I'm going to explain a few things that don't matter in order to explain one thing that does. So let us start.
First, I invented a method of mapping competitive landscapes. This not only includes physical activities but practices, data, knowledge and even ethical values. I used such a map to map culture.
A map of culture
The map of culture is not important except I'll note that collectives (groupings of people) are differentiated by our values (i.e. beliefs) and the behaviours we exhibit. Those collectives are in competition with each other and that competition (the act of "seeking together" whether seeking some knowledge or some resource) can take many forms including co-operation ("working together"), collaboration ("labouring together") or even conflict ("fighting together").

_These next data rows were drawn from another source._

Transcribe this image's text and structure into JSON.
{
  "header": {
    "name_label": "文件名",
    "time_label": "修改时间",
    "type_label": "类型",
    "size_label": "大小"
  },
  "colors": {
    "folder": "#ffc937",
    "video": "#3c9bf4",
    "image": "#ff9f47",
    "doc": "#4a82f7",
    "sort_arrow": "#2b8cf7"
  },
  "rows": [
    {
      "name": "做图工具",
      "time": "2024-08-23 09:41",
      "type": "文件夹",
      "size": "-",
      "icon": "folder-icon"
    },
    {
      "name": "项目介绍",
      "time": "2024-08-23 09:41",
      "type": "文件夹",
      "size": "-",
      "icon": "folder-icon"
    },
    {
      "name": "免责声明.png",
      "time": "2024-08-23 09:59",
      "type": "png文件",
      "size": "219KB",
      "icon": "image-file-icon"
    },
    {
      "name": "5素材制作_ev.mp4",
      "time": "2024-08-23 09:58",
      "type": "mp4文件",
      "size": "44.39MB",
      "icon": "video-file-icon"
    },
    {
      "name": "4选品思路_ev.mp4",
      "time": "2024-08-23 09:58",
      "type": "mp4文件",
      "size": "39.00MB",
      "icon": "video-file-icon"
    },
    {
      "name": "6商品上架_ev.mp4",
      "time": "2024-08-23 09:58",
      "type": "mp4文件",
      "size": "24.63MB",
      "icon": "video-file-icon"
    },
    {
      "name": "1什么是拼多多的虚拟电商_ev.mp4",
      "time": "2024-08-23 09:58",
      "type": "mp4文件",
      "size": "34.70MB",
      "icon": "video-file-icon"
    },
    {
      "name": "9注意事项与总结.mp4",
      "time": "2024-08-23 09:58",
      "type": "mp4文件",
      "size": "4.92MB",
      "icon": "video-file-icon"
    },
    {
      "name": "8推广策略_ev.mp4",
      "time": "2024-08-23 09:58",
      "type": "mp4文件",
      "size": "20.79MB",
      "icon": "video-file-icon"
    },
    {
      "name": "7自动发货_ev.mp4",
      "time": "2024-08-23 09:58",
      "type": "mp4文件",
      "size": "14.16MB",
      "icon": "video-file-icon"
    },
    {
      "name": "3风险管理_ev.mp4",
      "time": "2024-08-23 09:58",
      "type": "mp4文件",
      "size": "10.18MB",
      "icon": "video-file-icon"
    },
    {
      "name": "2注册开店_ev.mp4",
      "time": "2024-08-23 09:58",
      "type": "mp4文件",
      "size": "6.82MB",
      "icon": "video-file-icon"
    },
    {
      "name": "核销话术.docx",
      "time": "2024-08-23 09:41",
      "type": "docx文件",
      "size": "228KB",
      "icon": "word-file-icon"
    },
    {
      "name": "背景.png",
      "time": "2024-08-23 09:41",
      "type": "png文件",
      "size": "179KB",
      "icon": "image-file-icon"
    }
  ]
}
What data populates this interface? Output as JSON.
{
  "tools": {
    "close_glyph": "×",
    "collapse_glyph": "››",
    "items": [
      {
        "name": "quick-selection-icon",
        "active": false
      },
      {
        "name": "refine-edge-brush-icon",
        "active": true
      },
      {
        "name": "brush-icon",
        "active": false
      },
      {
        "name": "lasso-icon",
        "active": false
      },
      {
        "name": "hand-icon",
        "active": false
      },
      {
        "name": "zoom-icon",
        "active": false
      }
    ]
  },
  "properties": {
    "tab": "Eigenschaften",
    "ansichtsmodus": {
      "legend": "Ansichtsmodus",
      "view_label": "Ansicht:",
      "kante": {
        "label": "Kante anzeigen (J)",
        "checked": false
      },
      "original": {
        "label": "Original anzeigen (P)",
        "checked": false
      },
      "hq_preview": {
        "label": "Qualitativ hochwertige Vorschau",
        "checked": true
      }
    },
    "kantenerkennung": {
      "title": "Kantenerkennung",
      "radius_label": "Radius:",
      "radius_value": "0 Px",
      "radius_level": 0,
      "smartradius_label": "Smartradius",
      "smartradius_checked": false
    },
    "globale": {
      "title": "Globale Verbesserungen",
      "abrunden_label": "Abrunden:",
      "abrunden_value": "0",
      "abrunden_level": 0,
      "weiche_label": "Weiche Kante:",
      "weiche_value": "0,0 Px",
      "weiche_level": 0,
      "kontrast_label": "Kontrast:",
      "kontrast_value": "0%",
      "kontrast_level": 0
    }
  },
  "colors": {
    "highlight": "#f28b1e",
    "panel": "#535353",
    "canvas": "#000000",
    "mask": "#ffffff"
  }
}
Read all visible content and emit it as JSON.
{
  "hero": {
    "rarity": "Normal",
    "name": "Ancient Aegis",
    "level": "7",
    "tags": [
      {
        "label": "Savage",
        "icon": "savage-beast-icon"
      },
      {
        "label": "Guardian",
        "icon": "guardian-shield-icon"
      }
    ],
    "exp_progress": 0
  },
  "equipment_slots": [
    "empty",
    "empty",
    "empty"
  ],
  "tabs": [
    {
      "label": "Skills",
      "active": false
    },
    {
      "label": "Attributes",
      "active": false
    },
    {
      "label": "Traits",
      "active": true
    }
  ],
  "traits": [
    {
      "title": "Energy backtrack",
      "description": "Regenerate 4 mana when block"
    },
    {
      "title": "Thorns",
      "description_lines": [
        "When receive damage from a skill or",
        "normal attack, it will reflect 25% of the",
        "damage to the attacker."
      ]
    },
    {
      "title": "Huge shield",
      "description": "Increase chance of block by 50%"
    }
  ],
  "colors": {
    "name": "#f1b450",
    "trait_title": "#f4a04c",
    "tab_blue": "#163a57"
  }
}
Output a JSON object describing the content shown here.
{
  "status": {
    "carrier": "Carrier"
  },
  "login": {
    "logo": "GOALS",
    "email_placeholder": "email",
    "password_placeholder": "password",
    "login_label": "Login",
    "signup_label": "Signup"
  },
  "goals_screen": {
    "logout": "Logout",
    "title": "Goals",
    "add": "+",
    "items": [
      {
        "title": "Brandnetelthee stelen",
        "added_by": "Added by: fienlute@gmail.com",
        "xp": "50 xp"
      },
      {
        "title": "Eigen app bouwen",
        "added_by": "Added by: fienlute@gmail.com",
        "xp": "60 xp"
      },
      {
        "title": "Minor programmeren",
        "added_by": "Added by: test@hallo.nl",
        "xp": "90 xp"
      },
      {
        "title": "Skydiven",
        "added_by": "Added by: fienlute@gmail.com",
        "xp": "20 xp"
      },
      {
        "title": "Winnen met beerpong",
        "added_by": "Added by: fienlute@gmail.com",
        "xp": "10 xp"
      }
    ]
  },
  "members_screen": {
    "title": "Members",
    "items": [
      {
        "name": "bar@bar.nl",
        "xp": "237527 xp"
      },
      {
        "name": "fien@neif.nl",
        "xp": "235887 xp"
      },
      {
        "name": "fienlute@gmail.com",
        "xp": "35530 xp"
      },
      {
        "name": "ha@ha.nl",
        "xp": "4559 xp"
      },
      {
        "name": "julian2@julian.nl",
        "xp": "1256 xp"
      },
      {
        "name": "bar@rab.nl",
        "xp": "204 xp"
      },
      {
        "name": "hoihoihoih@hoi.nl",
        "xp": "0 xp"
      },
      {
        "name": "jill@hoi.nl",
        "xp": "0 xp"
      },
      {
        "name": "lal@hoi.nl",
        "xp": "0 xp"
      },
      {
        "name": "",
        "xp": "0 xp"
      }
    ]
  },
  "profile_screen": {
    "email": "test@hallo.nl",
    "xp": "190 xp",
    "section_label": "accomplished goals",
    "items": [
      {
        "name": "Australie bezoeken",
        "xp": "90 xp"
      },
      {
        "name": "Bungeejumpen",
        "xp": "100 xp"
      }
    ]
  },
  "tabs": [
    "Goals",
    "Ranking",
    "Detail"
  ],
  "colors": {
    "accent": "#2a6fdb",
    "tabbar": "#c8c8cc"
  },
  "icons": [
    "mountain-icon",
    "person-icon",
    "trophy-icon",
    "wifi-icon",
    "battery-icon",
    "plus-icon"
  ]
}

When we talk about physical sovereignty (I italicise as we rarely mention the physical word) then we tend to use a map of the territory and mark out where our collective (and our values and our behaviours) exist surrounded by a border which demarcates the "outside".
We can create a map of competitive spaces (see the above mention that I invented a way of doing this) then we can apply patterns (discovered through mapping) to anticipate potential future states. For example, this was a map created in the DVLA around 2014 of the future automotive industry. A number of its anticipations have already started to happen but that's not interesting for this discussion nor is the map itself.
Future of the automotive industry
What is mildly interesting is that we can bring elements of the culture map onto our competitive spaces. For example, we can show how a collective can embed their values in simulation systems for intelligent agents (AI). When we export products based upon this, we're also exporting our values to other collectives but then we've been doing this with film, music, games and art in general for a long time. It's a form of non kinetic warfare.
Embedding values within commercial systems.
As I said, most of this stuff in unimportant. What does matter and what I want you to think about is when we discuss digital sovereignty then we should be talking about where our borders are on those maps i.e. what are the bits we wish to protect for our collective, our behaviours and our values?
So, why does this matter?
Imagine listening to a conversation on physical sovereignty where no-one has any maps and therefore no-one can discuss borders but everyone wants to talk about the importance of mountains or hills or lakes or forests or roads. You would probably think it's gibberish or at the least utterly hopless. Those are simply components that exist in a landscape and are mostly irrelevant on their own to the discussion at hand.
Well, this is exactly the conversation that is happening today in digital sovereignty. Few (in western Governments it seems) have maps of their competitive landscapes and as a consequence we not only poorly understand our supply chains but we have no idea where our borders should be in the competitive space. So, instead of trying to map the environment, we've replaced it with an entire conversation on the importance of mountains (clouds) or hills (cybersecurity) or lakes (data) or forests (AI) or roads (networks). It is utterly hopeless bordering on gibberish.